I Zimanyi, E Buck, JJ Abramson, MM Mack and IN Pessah

Department of Veterinary Pharmacology and Toxicology, University of California, Davis 95616.

Junctional sarcoplasmic reticulum (SR) membranes isolated from rabbit skeletal muscle were pretreated with 0.1-500 microM ryanodine under equilibrium conditions optimal for receptor binding, followed by the removal of bound alkaloid by several washes in Ca(2+)- and ryanodine- free buffer. Pretreatment with > 100 nM ryanodine results in a concentration-dependent decrease in the Bmax of the high affinity sites and a complete loss of measurable low affinity binding sites that persist for > 48 hr.
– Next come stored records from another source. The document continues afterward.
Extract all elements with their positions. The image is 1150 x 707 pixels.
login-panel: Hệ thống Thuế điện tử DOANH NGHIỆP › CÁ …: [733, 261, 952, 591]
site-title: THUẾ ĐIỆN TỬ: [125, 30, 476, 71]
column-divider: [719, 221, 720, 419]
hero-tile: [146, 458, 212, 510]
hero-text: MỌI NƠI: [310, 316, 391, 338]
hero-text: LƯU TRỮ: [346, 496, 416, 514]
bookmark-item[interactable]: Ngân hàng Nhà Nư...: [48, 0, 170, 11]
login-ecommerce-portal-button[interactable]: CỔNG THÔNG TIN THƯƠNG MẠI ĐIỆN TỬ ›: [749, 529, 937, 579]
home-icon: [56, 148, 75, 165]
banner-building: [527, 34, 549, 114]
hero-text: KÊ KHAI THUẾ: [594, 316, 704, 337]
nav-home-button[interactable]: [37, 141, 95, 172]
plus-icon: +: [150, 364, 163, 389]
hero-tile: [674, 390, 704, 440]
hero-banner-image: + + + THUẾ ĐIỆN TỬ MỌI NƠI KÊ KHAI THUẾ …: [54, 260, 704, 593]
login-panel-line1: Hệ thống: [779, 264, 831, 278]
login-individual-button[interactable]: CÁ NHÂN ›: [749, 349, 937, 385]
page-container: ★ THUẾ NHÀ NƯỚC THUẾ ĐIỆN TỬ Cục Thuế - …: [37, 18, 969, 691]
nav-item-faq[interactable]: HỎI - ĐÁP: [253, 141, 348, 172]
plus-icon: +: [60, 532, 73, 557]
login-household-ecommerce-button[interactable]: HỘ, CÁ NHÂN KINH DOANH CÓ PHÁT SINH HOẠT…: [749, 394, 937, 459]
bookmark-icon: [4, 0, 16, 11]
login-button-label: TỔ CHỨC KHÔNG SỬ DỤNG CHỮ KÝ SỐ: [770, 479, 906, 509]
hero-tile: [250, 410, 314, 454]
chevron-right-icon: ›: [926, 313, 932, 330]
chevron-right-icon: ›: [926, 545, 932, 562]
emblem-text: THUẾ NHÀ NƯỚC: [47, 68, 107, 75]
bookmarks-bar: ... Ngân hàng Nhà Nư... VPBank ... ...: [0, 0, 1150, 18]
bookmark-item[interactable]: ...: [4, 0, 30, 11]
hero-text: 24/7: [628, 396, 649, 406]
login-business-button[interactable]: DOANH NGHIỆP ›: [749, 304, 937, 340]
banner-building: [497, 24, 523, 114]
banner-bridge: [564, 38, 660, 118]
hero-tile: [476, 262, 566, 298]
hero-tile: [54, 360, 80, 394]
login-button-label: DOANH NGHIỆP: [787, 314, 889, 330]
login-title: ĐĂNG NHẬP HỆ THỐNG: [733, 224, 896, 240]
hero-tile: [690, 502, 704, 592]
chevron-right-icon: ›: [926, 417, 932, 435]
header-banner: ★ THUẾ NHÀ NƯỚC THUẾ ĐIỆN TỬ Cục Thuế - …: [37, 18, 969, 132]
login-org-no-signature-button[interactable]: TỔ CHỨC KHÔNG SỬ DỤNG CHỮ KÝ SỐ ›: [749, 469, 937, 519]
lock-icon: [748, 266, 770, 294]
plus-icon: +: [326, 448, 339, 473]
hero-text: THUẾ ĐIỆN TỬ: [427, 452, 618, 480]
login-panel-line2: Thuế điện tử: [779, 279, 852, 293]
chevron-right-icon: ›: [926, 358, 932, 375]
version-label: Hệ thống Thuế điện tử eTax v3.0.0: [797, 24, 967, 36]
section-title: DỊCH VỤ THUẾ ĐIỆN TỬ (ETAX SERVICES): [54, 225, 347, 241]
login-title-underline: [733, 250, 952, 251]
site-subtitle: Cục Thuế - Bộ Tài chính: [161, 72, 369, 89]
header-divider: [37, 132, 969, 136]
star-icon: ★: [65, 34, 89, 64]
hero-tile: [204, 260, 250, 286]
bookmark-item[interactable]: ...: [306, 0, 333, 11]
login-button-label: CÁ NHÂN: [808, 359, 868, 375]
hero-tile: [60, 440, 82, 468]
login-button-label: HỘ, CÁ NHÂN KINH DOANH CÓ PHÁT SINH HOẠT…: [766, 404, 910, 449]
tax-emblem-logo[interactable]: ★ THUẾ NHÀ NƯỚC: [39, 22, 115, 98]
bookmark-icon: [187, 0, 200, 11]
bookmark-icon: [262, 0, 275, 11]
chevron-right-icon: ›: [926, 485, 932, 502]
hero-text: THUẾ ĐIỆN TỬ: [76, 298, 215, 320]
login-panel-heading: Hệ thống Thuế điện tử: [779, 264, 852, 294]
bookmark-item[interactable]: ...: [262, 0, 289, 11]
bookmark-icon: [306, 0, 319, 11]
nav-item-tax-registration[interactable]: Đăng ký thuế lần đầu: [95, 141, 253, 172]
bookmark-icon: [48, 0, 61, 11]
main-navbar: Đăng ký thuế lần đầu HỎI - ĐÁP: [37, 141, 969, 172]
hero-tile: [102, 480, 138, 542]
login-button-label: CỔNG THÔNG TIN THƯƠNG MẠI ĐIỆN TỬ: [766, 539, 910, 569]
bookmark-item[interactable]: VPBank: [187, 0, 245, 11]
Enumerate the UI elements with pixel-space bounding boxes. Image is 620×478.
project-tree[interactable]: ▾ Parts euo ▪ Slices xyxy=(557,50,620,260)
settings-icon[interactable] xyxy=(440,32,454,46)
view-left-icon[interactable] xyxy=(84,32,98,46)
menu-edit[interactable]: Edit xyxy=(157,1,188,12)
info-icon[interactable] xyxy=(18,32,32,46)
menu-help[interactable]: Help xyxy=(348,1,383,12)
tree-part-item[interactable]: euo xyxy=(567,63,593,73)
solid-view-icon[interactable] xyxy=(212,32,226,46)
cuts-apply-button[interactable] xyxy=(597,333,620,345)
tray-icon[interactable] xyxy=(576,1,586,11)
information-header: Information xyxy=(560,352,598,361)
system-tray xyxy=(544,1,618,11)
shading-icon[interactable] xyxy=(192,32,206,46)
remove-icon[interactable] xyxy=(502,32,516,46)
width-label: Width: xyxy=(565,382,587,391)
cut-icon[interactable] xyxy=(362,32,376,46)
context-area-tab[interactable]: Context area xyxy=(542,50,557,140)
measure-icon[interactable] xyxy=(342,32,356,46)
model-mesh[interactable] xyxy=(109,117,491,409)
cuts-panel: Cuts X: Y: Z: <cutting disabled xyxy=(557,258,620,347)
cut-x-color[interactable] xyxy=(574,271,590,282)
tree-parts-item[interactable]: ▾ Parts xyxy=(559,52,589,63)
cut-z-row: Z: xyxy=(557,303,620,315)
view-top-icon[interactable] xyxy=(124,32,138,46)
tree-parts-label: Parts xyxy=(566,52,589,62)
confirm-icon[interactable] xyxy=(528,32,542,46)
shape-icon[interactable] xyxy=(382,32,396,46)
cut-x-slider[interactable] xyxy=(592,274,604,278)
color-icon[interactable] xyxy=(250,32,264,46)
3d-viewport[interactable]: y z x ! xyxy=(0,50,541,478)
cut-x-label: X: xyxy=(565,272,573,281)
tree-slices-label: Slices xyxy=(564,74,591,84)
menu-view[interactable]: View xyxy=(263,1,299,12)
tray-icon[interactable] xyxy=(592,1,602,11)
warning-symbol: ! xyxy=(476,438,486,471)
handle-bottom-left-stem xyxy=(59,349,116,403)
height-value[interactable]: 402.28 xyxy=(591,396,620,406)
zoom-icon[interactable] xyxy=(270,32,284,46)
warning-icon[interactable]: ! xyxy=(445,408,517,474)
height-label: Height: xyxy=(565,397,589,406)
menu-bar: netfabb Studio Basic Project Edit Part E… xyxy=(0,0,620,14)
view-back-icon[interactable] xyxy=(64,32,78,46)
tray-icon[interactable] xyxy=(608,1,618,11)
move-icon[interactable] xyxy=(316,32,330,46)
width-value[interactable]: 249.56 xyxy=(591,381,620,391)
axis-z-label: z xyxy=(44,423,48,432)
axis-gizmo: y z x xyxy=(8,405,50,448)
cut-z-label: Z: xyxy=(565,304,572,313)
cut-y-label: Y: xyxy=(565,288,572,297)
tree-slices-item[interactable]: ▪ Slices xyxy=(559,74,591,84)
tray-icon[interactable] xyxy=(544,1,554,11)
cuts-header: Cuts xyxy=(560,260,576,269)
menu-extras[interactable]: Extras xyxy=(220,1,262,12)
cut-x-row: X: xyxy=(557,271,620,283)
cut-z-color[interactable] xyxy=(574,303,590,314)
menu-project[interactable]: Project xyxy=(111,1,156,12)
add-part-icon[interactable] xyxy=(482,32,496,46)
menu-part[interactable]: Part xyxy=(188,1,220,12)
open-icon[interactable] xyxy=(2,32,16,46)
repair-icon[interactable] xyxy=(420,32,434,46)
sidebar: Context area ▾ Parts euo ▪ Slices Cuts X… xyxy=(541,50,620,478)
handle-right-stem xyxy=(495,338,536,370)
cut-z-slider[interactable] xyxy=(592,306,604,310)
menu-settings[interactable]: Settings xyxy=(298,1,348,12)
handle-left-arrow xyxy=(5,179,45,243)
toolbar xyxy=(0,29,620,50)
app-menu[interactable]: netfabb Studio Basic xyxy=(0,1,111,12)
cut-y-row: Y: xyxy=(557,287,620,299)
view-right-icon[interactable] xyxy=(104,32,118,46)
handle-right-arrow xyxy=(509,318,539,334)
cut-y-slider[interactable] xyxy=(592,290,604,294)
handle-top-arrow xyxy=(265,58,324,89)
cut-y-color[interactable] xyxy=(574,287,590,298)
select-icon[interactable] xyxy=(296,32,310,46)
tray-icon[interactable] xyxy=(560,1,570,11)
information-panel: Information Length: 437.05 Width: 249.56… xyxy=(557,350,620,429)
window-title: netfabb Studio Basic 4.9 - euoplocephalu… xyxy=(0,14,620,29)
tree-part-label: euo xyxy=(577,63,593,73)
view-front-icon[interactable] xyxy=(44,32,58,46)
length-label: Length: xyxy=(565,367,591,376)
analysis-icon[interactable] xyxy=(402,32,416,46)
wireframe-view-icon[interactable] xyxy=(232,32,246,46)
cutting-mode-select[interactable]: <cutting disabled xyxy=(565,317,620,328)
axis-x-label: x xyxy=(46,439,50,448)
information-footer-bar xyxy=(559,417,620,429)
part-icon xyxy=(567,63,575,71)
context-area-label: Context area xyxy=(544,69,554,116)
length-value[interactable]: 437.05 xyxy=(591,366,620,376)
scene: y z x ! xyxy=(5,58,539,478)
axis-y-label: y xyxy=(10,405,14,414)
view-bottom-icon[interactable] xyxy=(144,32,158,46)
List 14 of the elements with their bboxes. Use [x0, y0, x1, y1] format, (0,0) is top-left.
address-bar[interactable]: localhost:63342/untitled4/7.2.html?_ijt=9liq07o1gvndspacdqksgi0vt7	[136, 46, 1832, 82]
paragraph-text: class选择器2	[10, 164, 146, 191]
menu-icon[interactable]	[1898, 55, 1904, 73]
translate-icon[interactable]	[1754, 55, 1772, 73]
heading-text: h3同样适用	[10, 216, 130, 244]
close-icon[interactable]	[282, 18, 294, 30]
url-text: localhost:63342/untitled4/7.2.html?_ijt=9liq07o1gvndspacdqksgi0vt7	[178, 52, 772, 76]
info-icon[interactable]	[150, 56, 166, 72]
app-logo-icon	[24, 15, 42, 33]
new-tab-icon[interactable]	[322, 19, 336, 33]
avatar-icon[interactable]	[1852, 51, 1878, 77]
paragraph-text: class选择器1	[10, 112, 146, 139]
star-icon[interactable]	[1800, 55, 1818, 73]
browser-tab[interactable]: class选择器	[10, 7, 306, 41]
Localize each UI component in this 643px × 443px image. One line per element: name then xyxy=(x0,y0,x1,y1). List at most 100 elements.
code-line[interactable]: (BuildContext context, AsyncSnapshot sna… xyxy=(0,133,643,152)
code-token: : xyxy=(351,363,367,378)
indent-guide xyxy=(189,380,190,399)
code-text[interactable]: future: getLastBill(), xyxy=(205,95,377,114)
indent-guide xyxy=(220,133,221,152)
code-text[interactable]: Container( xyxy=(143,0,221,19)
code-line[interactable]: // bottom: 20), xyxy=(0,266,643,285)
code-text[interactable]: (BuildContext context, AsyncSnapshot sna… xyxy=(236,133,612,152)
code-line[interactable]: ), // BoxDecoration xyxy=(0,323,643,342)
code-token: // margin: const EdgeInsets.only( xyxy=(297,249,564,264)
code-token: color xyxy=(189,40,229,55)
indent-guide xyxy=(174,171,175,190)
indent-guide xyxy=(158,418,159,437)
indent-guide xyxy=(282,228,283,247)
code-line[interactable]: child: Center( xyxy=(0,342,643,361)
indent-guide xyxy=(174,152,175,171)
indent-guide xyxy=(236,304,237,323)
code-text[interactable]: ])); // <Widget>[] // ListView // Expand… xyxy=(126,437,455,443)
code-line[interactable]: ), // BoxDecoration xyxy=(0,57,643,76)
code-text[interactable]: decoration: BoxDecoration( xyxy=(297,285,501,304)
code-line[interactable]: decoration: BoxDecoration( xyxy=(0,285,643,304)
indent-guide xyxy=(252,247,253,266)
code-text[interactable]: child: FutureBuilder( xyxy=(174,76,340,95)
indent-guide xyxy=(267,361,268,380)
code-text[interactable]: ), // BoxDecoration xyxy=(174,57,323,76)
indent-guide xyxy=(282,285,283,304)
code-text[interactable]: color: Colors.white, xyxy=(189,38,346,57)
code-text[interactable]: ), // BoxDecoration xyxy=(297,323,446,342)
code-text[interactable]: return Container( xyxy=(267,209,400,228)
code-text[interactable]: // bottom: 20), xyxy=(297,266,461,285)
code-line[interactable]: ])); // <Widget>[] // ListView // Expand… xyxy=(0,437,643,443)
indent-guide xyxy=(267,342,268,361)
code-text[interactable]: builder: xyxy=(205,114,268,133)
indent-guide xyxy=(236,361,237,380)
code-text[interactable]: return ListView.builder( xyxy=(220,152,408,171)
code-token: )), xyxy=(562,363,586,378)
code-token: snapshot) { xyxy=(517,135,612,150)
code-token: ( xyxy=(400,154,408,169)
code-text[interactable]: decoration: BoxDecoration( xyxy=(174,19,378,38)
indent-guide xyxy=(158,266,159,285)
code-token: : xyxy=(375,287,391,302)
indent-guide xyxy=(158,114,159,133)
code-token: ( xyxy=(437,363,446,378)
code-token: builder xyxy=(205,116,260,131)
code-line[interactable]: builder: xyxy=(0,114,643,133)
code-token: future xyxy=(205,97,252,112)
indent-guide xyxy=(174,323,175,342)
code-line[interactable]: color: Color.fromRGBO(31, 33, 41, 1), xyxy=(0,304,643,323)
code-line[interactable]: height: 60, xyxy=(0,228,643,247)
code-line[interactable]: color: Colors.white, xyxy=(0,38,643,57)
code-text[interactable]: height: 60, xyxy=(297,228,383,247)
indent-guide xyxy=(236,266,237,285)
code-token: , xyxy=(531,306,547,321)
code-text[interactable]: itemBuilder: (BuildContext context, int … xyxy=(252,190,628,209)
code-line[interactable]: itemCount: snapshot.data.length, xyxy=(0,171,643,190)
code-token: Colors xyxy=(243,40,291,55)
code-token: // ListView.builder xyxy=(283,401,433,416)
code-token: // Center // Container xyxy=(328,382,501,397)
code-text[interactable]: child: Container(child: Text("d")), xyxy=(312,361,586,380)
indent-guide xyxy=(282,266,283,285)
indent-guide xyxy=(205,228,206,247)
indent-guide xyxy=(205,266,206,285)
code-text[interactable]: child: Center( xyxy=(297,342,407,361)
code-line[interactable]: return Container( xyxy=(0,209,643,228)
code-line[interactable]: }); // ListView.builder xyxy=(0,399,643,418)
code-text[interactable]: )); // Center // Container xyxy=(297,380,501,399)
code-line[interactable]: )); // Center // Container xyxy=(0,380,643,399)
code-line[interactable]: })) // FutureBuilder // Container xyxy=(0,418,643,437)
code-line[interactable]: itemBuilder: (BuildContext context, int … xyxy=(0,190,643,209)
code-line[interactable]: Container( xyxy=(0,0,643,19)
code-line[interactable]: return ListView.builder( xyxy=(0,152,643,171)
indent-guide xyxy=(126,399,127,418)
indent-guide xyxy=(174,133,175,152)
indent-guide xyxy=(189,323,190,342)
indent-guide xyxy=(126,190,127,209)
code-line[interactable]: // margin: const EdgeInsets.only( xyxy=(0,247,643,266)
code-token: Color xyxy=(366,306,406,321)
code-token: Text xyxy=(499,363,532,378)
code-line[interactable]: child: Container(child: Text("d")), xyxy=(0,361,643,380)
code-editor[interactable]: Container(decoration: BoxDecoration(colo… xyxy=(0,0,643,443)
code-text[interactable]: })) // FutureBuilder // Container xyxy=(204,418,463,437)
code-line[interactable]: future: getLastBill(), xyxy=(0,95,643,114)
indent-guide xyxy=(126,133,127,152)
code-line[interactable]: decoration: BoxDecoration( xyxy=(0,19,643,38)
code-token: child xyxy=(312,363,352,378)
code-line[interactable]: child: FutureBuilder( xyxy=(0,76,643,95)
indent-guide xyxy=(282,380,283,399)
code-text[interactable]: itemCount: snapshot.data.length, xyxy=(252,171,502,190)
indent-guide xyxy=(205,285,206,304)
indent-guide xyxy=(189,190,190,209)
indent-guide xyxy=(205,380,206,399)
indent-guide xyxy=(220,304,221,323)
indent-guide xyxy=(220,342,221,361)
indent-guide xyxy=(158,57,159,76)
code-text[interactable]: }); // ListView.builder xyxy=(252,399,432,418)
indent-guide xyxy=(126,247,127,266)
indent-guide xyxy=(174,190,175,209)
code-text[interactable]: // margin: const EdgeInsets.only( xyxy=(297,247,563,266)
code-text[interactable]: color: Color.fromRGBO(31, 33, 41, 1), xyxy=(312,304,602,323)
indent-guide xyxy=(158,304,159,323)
Quantitative analysis of residual ryanodine using three different methods demonstrates that the inhibition is not the result of residual ryanodine bound to its receptor. Ca2+ transport measurements made with antipyrylazo III show that actively loaded ryanodine-pretreated SR exhibits a persistent insensitivity to ryanodine- and daunomycin-induced Ca2+ release that is not seen with washed control vesicles. Lipid bilayer membranes fused with SR vesicles exhibit rapidly fluctuating single-channel events with a conductance of 468 pS in asymmetric CsCl solutions. Ryanodine (10 microM) produces a unidirectional transition to a slowly fluctuating half-conductance state that is not reversed by perfusion of the bilayer with Ca(2+)-free buffer and subsequent addition of dithiothreitol. However, dithiothreitol added in the ryanodine pretreatment medium offers marked protection against ryanodine-induced loss of binding sites and allows complete restoration of native gating behavior of single channels in bilayer lipid membrane. Using three different experimental approaches, the data demonstrate that the alkaloid at micromolar concentration persistently alters SR Ca2+ release channel function, perhaps by uncoupling four negatively cooperative binding sites. The oxidation of critical receptor thiols is implicated in the process.